2025 yılında eğitim sektörü, 'eğitimde zorlukların aşılması' dönemini geride bırakarak çığır açıcı politikaların ilk kez uygulamaya konulmasıyla büyük bir büyüme fırsatı yakalayacak.
Uzun zamandır eğitim alanındaki başarılar ve sonuçlar kayıt altına alınmış ve genellikle zorlukların ve "kaynak yetersizliğinin" üstesinden gelme çabalarıyla ilişkilendirilmiştir. Birçok eğitim reformundan sonra, her seferinde personel ve maddi kaynakların durumu geride kalmış veya inovasyonun gereklerini karşılayamamıştır.
10 yıl önce hayata geçirilen köklü ve kapsamlı eğitim ve öğretim reformu da devrim niteliğinde bir reform olarak değerlendiriliyor. Ancak Milli Eğitim Bakanlığı, yakın dönemdeki uygulama dönemine dönüp baktığında, bu "devrimin" ekonomik , finansal ve yatırım potansiyelinin hâlâ çok sınırlı olduğu bir ortamda gerçekleştiğini kabul ediyor. Bu, zengin ve yoksul arasındaki uçurumda, özellikle kaliteli eğitime erişim koşulları ve fırsatlarının farklı olduğu bir ortamda, bölgeler ve hedef gruplar arasında eğitime eşit erişimi sağlama zorluğuydu.

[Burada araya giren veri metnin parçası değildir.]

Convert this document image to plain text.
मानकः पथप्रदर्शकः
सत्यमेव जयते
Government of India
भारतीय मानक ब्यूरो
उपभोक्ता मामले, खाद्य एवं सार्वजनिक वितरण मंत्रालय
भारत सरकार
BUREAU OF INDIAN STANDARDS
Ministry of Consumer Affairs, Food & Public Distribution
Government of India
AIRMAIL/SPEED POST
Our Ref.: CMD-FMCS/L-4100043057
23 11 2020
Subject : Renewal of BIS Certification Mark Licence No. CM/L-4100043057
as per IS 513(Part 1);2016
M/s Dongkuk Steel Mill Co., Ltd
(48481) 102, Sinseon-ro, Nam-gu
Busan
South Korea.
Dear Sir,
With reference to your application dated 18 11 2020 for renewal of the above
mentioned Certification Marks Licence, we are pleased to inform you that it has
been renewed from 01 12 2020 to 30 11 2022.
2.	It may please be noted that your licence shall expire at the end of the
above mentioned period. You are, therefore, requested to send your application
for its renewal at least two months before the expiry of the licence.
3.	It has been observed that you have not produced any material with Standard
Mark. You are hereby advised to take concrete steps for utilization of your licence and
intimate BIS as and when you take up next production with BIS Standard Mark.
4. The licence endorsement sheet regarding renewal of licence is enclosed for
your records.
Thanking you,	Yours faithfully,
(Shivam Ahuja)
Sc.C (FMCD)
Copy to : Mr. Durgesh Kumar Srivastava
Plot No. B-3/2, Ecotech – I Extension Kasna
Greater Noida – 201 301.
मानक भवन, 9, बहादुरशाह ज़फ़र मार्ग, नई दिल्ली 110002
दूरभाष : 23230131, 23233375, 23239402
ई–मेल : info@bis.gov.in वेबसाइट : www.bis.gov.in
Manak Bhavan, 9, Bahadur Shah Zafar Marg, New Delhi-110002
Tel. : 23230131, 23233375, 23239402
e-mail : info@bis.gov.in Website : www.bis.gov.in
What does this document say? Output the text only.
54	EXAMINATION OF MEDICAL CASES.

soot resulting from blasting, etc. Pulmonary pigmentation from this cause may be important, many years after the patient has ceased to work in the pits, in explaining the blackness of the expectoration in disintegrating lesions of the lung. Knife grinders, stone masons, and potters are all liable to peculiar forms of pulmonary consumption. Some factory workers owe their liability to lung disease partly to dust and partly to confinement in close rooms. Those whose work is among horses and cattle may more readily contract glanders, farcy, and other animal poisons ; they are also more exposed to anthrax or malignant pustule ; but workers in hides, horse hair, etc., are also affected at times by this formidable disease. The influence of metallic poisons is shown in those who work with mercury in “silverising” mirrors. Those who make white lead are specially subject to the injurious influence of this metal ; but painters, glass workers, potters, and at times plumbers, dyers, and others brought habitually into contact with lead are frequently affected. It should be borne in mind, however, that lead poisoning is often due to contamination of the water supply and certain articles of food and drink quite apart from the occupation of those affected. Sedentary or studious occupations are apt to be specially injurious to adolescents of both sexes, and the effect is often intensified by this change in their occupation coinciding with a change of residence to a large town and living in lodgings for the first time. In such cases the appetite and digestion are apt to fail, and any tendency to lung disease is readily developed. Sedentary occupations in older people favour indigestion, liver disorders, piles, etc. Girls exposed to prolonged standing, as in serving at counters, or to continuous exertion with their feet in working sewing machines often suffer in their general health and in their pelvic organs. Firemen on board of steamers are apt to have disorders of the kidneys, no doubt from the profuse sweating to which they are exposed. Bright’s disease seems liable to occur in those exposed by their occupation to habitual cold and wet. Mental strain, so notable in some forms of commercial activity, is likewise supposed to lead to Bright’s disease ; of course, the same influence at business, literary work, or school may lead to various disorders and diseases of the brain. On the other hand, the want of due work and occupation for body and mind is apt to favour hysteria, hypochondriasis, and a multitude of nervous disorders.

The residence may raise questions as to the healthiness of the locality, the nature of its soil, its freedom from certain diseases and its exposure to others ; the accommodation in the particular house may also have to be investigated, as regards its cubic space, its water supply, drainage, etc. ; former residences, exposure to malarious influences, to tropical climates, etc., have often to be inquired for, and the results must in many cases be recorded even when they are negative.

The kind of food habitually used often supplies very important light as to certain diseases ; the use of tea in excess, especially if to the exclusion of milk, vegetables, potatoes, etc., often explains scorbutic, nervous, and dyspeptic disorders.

10 yıllık inovasyonda eğitim ve öğretime ayrılan bütçe hiçbir zaman asgari düzeye ulaşamadı; her yerde öğretmen açığı var, her yıl bir önceki yıldan daha fazla eksik var; asgari öğretim malzemesi ancak %50'nin üzerine çıkabiliyor; öğretmenler işlerini bırakıyor, iş değiştiriyor... Geriye dönüp baktığımızda 10 yıllık inovasyonun hâlâ zorluklar içinde inovasyon, zorlukları aşma olduğunu görüyoruz.
2025 yılı, çığır açan politikaların oluşturulduğu, desteklendiği ve uygulamaya konulduğu eğitim sektörü için büyük bir umut ışığıdır. Bu, Politbüro'nun eğitim ve öğretimde kapsamlı temel yenilikleri uygulamaya devam edeceği yönündeki beyanıdır; "en yüksek öğretmen maaşı" politikası, bu yıl yürürlüğe girmesi için Ulusal Meclis'e sunulacak Öğretmenler Kanunu'na dahil edilmiştir; Politbüro'nun eğitim ve öğretimde kapsamlı temel yenilikleri uygulamaya devam edeceği yönündeki kararında ve son olarak 2030 Eğitim Geliştirme Stratejisi'nde de bu hususa değinilmiş ve uygulama kararlılığı üzerinde mutabakata varılmıştır.
Mesleki eğitim yönetiminde uzun yıllar süren bölünme ve çakışmaların ardından, 2025 yılında mesleki eğitim alanında Çalışma, Engelliler ve Sosyal İşler Bakanlığı'na bağlı Mesleki Eğitim Genel Müdürlüğü, 13 yüksekokul ve 3 pedagoji üniversitesinin Milli Eğitim ve Öğretim Bakanlığı'na devredilmesi bekleniyor. Bu yıl ayrıca, öğretmenleri yönetme, işe alma ve seferber etme yetkisinin eğitim sektörüne devredilmesi politikasıyla Öğretmenler Kanunu'nun da çıkarılması bekleniyor.
Eğitim bütçesiyle ilgili olarak, yakın zamanda Genel Sekreter To Lam, eğitim ve öğretim sektörü için acilen yapılması gereken dört şeyden birinin, Parti tarafından belirlenen karara uygun olarak eğitim için ayrılan devlet bütçesinin toplam devlet bütçe harcamalarının en az %20'sini oluşturmasının sağlanması olduğunu söyledi.
Eğitim sektörüne ve öğretmenlere büyük ilgi, yatırım ve beklentiler gösteriliyor; öğretmenlerin eğitimi belirleyen en önemli güç olduğu vurgulanıyor.
Eğitim ve Öğretim Bakanı Nguyen Kim Son da, ulusal kalkınma çağında eğitimin içeriden köklü bir değişime ve çok daha fazla ilgiye ihtiyaç duyduğunu kabul etti. Ulusal politikalar arasında gerçekten öncü bir ulusal politika haline gelebilmesi için eğitimin daha pratik ve zamanında ilgiye ihtiyacı var... böylece artık "her zor koşulda iyi öğretmek ve iyi öğrenmek" için zorlukların ve yoksulluğun üstesinden gelmek zorunda kalmayalım.